All I want for Christmas is a pocket. Down through the centuries, pockets – acclaimed by Mark Twain as “among the most useful of inventions” – have long been a gendered thing. Men have them; women seldom do.
For years I have been complaining about this inequality. Thus it was welcome to discover that someone – a woman naturally – has written a book that calls out this “pocket sexism.” Hannah Carlson’s Pockets: An Intimate History of How We Keep Things Close delves into the 500-year history of the pocket and catalogs its unequal benefits.
A lecturer in dress history at Rhode Island School of Design,” author Carlson starts out tracing the beginnings of the pocket in the 16th Century. The word itself was borrowed from the French word for bag, poche. When followed by the diminutive, -ette, it meant “a small bag.” The pocket was essentially an empty space. Without contents pockets are nothing but potential, waiting for content.
Tailors began stitching them into men’s breeches in the 1600s. Early-day pockets were often used to store weapons — knives and short-barreled pistols known as “pocket dags.” For their part, women had to make do with pendulous purses attached to belts, hanging low, dangling about mid-thigh over or under their gowns. Even those flimsy containers vanished when fashion decreed high-waisted dresses in the Edwardian era.
Denied useful pockets (decorative flaps don’t count), women have resorted to handbags, an inconvenient and expensive alternative, modeled after a lawyer’s attache case. These accessories are a constant psychic distraction (“where did I leave my handbag?”). In addition, there are legal drawbacks. When a woman walks out the door with a handbag, she will not receive the same legal protections as a man who is furnished with pockets. That issue was decided in a Supreme Court case, Wyoming v Houghton. In 1999 Justice Antonin Scalia ruled that searching a woman’s purse (unlike searching one’s pockets) did not violate Fourth Amendment protection against unreasonable search and seizure.
Distinctions between pockets and satellite handbags matter, not only aesthetically and legally but also in terms of agency. That’s something that poet Emily Dickinson recognized in the 19th century when she insisted her dressmaker sew a single patch pocket into dresses she wore. In that pocket, Dickinson kept a short pencil and scraps of paper, reflecting her thoughts. As Pockets’ author Carlson observed: “She had a room of her own—and a reliable pocket.”

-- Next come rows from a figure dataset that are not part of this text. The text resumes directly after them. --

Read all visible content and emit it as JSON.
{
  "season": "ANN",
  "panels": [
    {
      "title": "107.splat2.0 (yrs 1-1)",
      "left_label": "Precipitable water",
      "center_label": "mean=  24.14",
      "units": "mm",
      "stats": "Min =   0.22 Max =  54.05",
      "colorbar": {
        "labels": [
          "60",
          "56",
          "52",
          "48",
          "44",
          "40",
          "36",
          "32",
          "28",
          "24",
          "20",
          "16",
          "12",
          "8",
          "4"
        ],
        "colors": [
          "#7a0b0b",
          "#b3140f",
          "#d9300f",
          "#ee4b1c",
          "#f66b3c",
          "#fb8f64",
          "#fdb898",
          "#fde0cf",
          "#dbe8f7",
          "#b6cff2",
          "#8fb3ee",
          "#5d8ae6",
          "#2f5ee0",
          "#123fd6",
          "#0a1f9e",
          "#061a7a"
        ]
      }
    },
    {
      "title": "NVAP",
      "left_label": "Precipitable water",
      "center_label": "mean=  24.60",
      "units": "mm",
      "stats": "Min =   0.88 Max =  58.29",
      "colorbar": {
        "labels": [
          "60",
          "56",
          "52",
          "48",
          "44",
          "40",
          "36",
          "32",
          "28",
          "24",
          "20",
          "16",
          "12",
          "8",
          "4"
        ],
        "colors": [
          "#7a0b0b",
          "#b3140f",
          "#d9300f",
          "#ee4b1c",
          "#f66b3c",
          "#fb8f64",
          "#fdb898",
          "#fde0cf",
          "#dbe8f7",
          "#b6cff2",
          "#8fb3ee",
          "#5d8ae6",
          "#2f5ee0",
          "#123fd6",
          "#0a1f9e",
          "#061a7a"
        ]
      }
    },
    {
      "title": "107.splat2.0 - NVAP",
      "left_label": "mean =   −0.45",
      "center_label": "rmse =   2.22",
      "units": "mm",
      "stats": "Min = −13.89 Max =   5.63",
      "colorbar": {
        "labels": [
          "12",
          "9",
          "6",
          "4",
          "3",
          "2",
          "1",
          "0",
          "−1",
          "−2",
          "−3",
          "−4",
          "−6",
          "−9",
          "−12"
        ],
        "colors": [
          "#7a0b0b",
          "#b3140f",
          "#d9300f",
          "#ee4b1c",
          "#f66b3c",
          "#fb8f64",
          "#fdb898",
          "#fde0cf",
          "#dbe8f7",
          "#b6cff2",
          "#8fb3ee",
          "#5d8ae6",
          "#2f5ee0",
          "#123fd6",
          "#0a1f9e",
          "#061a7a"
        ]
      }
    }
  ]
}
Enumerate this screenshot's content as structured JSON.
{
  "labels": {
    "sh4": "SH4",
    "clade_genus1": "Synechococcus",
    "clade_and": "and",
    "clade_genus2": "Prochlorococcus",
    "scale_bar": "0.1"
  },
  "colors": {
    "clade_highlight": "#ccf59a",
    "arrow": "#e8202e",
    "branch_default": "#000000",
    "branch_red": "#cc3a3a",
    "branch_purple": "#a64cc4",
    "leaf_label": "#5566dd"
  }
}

Throughout the years since Dickinson’s feat, many women have railed over the absence of pockets. Back in 1937, Diana Vreeland, fashion editor of Harper’s Bazaar, declared she wanted to abolish all handbags. Bitterly complaining that the “bloody old handbag” was a nuisance, she announced her plan to devote a whole future issue to “just showing what you can do with pockets.” But, alas, her plan was dashed when she ran into the editor-in-chief. Her boss told Vreeland she sounded as if she’d lost her mind: No fashion magazine could risk losing the advertising revenue from handbag manufacturers.
Custom designers sometimes have tried to work oversized patch pockets and purse-like additions into fashion, but without much success. Even the addition of shallow pockets to women’s slacks (less useful than men’s roomier pockets) haven’t ended the reality of the gendered politics of pockets. One can only ask: Why can men enjoy up to 24 pockets (number found in some three-piece suits) and women seldom have even one?
In one inventive demonstration, a woman editor at BuzzFeed in 2017 conducted a real-world experiment to test how men would feel if they were rendered pocketless. She enlisted four male volunteers from her office and sewed their pockets shut. Experiencing pocketless pants for the first time, the volunteers not only left their work badges behind and forgot their wallets, but they also had difficulty ordering food and figuring out how to navigate a urinal while holding a cell phone. By the end of the day, one of the volunteers likened the experience to “knowing electricity had been invented but being forced to live in the dark.”
Hannah Carlson fills Pockets with such entertaining albeit bittersweet examples of what pocket sexism has meant. She observes that the inequality leaves its indelible mark on each generation. Acquisition of pockets was – and still is – a rite of passage in Western culture for boys, but not for girls. Little girls are still shoved into skinny jeans while little boys can expect mini-paratrooper pockets that button and snap. There’s no wonder many a mother has pleaded: “Please put pockets in girls’ jeans!”
Today each of us has a small role to play working towards pocket parity. And if you’re giving a female friend or relative a gift for Christmas, make it – not a pricey handbag (lord, you could spend thousands) – but a copy of Hannah Carlson’s Pockets and a shirt with a pocket roomy enough to hold her cell phone.